Loge VIP 3010, au troisième étage de Twickenham. L’entrée y est aujourd’hui mieux surveillée que la prison d’Alcatraz. Quatre gardes du corps, tous sous les ordres d’un ancien parachutiste argentin. Un agent d’image. Un dandy cravaté, spécialement détaché par le gouvernement britannique pour accompagner la star. Deux amis d’enfance. Une épouse blonde comme les blés, belle comme le jour. Car Diego Maradona ne se déplace jamais seul. « Après le quart de finale, sourit-il en préambule, j’avais promis à Agustin (Pichot, N.D.L.R.) de revenir. Jusqu’à maintenant, j’étais un peu le porte-bonheur des Pumas… » Dans la nuit de samedi à dimanche, l’ancien meneur de jeu argentin a donc bouclé une valise à la hâte, claqué une bise à son chien avant de monter dans son jet privé. Direction le Royaume-Uni, où l’attendait Pichot, justement. Leur amitié ? Elle remonte à 1996. Au temps où l’ambassadeur du rugby argentin était simplement le demi de mêlée des Pumas. Celui-ci raconte : « Le jour où j’ai rencontré Diego, je n’étais pas au mieux. Je venais de me blesser gravement à un genou et ma période de convalescence était alors estimée à neuf mois. » à cette époque-là de sa vie, l’ancien demi de mêlée du Racing et du Stade français traînait sa misère de discothèque en discothèque, consumant dans la bringue l’énergie débordante qui le caractérise et qu’il ne pouvait plus évacuer sur les terrains. Il reprend : « Un soir, dans un club de Buenos Aires, un mec me tape sur l’épaule et me dit : « Viens, petit. Diego veut te voir. » Au départ, j’étais sceptique. Puis je l’ai suivi. »

Au premier étage de l’établissement, dans le coin VIP que fréquentait le plus grand joueur de l’histoire du football, Maradona demanda aussitôt à son petit frère de prendre place, dispersant d’un signe de la main les parasites qui squattaient les sièges alentour. Pichot poursuit : « Diego m’a dit qu’il me connaissait, qu’il suivait même ma carrière depuis mes débuts. Nous avons bu quelques verres ensemble. Nous avons dansé, rigolé. Puis il m’a demandé de ne pas me laisser aller. Lui avait connu la même situation à l’époque où il jouait à Barcelone. Il s’était fait opérer d’un genou. Puis de l’autre  »

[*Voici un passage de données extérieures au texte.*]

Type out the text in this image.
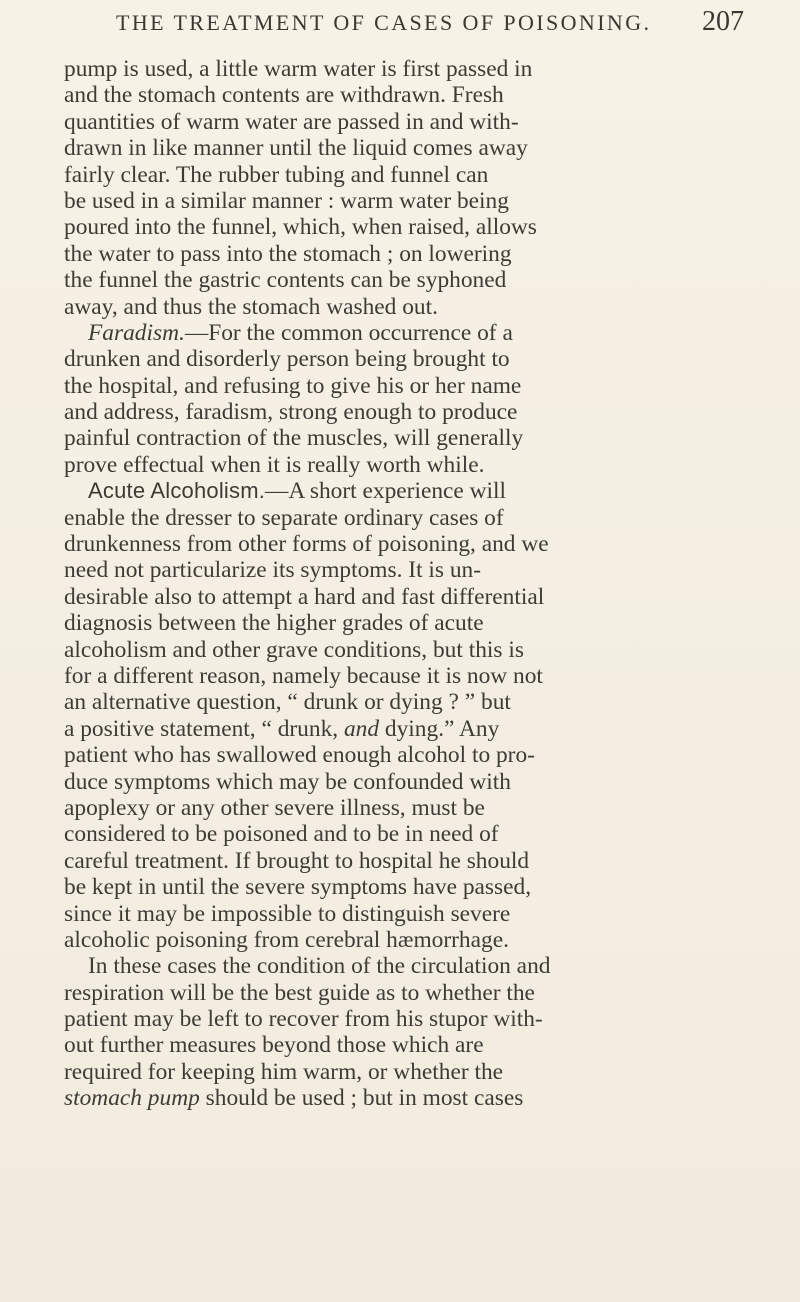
THE TREATMENT OF CASES OF POISONING. 207
pump is used, a little warm water is first passed in
and the stomach contents are withdrawn. Fresh
quantities of warm water are passed in and with-
drawn in like manner until the liquid comes away
fairly clear. The rubber tubing and funnel can
be used in a similar manner : warm water being
poured into the funnel, which, when raised, allows
the water to pass into the stomach ; on lowering
the funnel the gastric contents can be syphoned
away, and thus the stomach washed out.
Faradism.—For the common occurrence of a
drunken and disorderly person being brought to
the hospital, and refusing to give his or her name
and address, faradism, strong enough to produce
painful contraction of the muscles, will generally
prove effectual when it is really worth while.
Acute Alcoholism.—A short experience will
enable the dresser to separate ordinary cases of
drunkenness from other forms of poisoning, and we
need not particularize its symptoms. It is un-
desirable also to attempt a hard and fast differential
diagnosis between the higher grades of acute
alcoholism and other grave conditions, but this is
for a different reason, namely because it is now not
an alternative question, “ drunk or dying ? ” but
a positive statement, “ drunk, and dying.” Any
patient who has swallowed enough alcohol to pro-
duce symptoms which may be confounded with
apoplexy or any other severe illness, must be
considered to be poisoned and to be in need of
careful treatment. If brought to hospital he should
be kept in until the severe symptoms have passed,
since it may be impossible to distinguish severe
alcoholic poisoning from cerebral hæmorrhage.
In these cases the condition of the circulation and
respiration will be the best guide as to whether the
patient may be left to recover from his stupor with-
out further measures beyond those which are
required for keeping him warm, or whether the
stomach pump should be used ; but in most cases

Au terme d’une conversation qui dura près de deux heures, Maradona laissa son numéro de téléphone au « Petit Napoléon », l’invitant à l’appeler dès que le besoin s’en ferait sentir. Pichot conclut : « Nous n’avons jamais perdu le contact, depuis. Diego n’est pas une idole pour moi. C’est un ami. Un ami qui a su me sortir la tête de l’eau quand ça n’allait pas. » Assis à ses côtés, Diego se marre, dégustant une cervoise et attendant que la deuxième mi-temps de cette demi-finale ne se décide à reprendre. Au moment où Agustin Pichot se lève pour saluer le vaste cortège accompagnant la star, « Diegito » prend la parole : « J’ai assisté à mon premier match de rugby en 2001, à Velez Sarsfield (un stade de Buenos Aires). à l’époque, je n’y connaissais pas grand-chose mais j’ai pourtant accroché tout de suite. Pour moi, le rugby est le sport collectif par excellence. Un sport d’hommes, de guerriers, de soldats qui pourraient mourir les uns pour les autres. Ce sens du sacrifice n’existe pas ailleurs. »

« Pichot me ressemble : c’est un leader »

Dans la foulée de ce match à Velez, Diego s’est aussitôt plongé dans les règles de ce sport "so british" qui lui était jusqu’alors totalement inconnu. Il en rit : « On ne jouait pas au rugby dans mes faubourgs. Je dis souvent que je suis né dans un quartier privé. Privé d’eau et d’électricité ! Franchement, le rugby pourrait être une formidable école de vie pour les enfants qui, comme moi, sont nés dans des endroits modestes de Buenos Aires. Il ne sera jamais aussi fort que le foot mais il se développe à très grande vitesse en Argentine. Et c’est une bonne chose pour notre société. » Nouvelle pause. Puis Diego se tourne à présent vers Twickenham, qui résonne à présent de chants divers, de Waltzing Mathilda à « Vamos, vamos Argentina ! ». « Écoutez-les : ce genre d’ambiance n’existe pas au football. Le respect n’est pas une valeur galvaudée, au rugby. »

Diego Maradona n’a jamais joué au rugby. Si l’occurrence s’était un jour produite, il aurait toutefois aimé incarner son ami Pichot : « Parce qu’il est un leader, comme moi. Quand j’étais footballeur, j’aimais diriger le jeu, anticiper les choses que les adversaires n’avaient pas lues. J’étais celui qui marquait des buts et faisais des erreurs. Mais j’étais celui qui assumait tout. Les exploits comme les conneries. Agustin me ressemble. Il était le général des Pumas. Petit mais charismatique. Tous les géants de l’équipe lui obéissaient au doigt et à l’œil. » L’homme ayant offert le Mondial à l’Argentine en 1986 reprend son souffle, trempe ses lèvres dans son gobelet de plastique et reprend, manipulant délicatement sa casquette blanche : « Vous me feriez une faveur ? » On peut toujours essayer. « J’ai une idole. » Ah bon ? « Oui, c’est Jonah Lomu. Quand j’ai découvert ce type à la télé, j’ai voulu tout savoir de lui. Mon Dieu, vous vous en souvenez ? Il ressemblait à un géant se battant avec des enfants ! […] Je ne l’ai jamais rencontré et je le regrette. Pouvez-vous lui dire qu’il sera mon invité s’il passe un jour à Buenos Aires ? » Colis posté, señor... (Lomu est malheureusement décédé en novembre 2015, ndlr)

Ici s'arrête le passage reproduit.